El plan incluye actuaciones de choque previas, refuerzos mecánicos y humanos en el recinto ferial de La Peraleda y un despliegue extraordinario para la procesión del Jueves de Corpus. El Consistorio también ha solicitado la colaboración de vecinos y comerciantes para mantener la imagen de la ciudad durante sus días más señalados.
Itinerario de la procesión y calles anexas
Los trabajos previos comenzaron el 18 de mayo y se prolongarán hasta el 3 de junio en todo el itinerario de la procesión y en sus calles anexas. Estas actuaciones se centran en la eliminación de pintadas, pegatinas y carteles, así como en la limpieza en profundidad de papeleras y en la retirada de manchas en el empedrado.
El dispositivo contempla también un plan específico para el recinto ferial de La Peraleda, donde se espera una elevada afluencia de público con motivo de las carpas y de los conciertos programados. Para ello, desde el 27 de mayo se han instalado 30 contenedores fijos destinados a los actos generales, a los que se suman otros 20 contenedores adicionales para la inauguración de las carpas y cada uno de los grandes eventos musicales.
A partir del 29 de mayo, el recinto ferial cuenta además con un dispositivo diario compuesto por 7 peones, 2 encargados de brigada, 2 barredoras, 5 sopladores, 1 baldeadora y 1 camión de recogida. Las labores de limpieza integral posteriores a los eventos nocturnos comienzan a las 07:00 horas de la mañana siguiente.
Día grande de la festividad
El día grande de la festividad, el jueves 4 de junio, contará con un operativo especial de máxima intensidad estructurado por fases para coordinarse con los actos tradicionales del Corpus Christi.
Durante la madrugada del jueves, entre las 03:00 y las 10:00 horas, se activará un servicio extraordinario formado por 5 equipos de baldeo manual, con 10 peones en total, que actuarán en los sectores ordinarios. A este dispositivo se sumarán 2 barredoras y 6 peones adicionales para agilizar la limpieza y dejar las vías despejadas antes del esparcido del tomillo y la colocación de las sillas.
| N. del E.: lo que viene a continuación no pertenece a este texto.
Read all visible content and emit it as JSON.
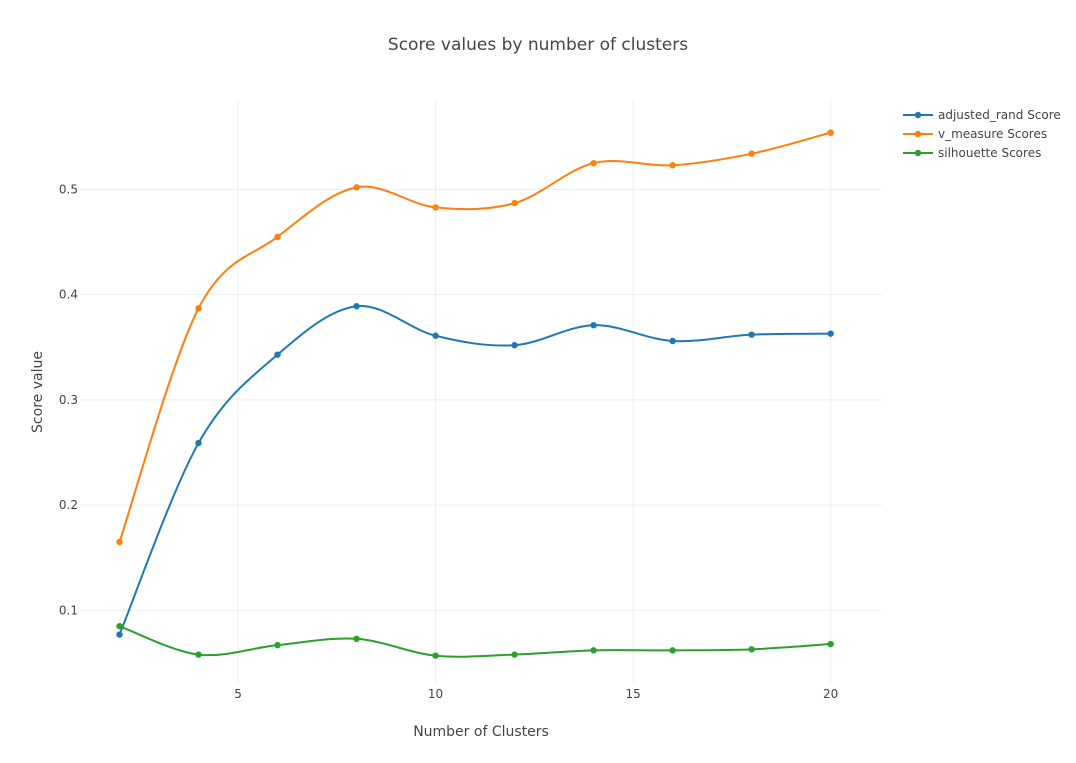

Tras la limpieza general, varios peones de repaso mantendrán las calles en condiciones adecuadas hasta el inicio de los actos principales. Además, a las 10:00 horas, un equipo extraordinario de 2 peones se situará inmediatamente detrás de los caballos para limpiar la vía de forma inmediata hasta que abandonen el Casco Histórico.
Con el fin de no interferir en el itinerario ni en los horarios de la procesión, se suprimirá la recogida comercial de la mañana. En su lugar, el servicio de tarde se incrementará para dar cobertura a los comercios.
Una vez finalizados los actos matinales, a partir de las 15:00 horas, un dispositivo extraordinario integrado por 9 peones y 1 conductor, con el apoyo de 1 camión recolector, procederá a la retirada del tomillo en todo el recorrido procesional.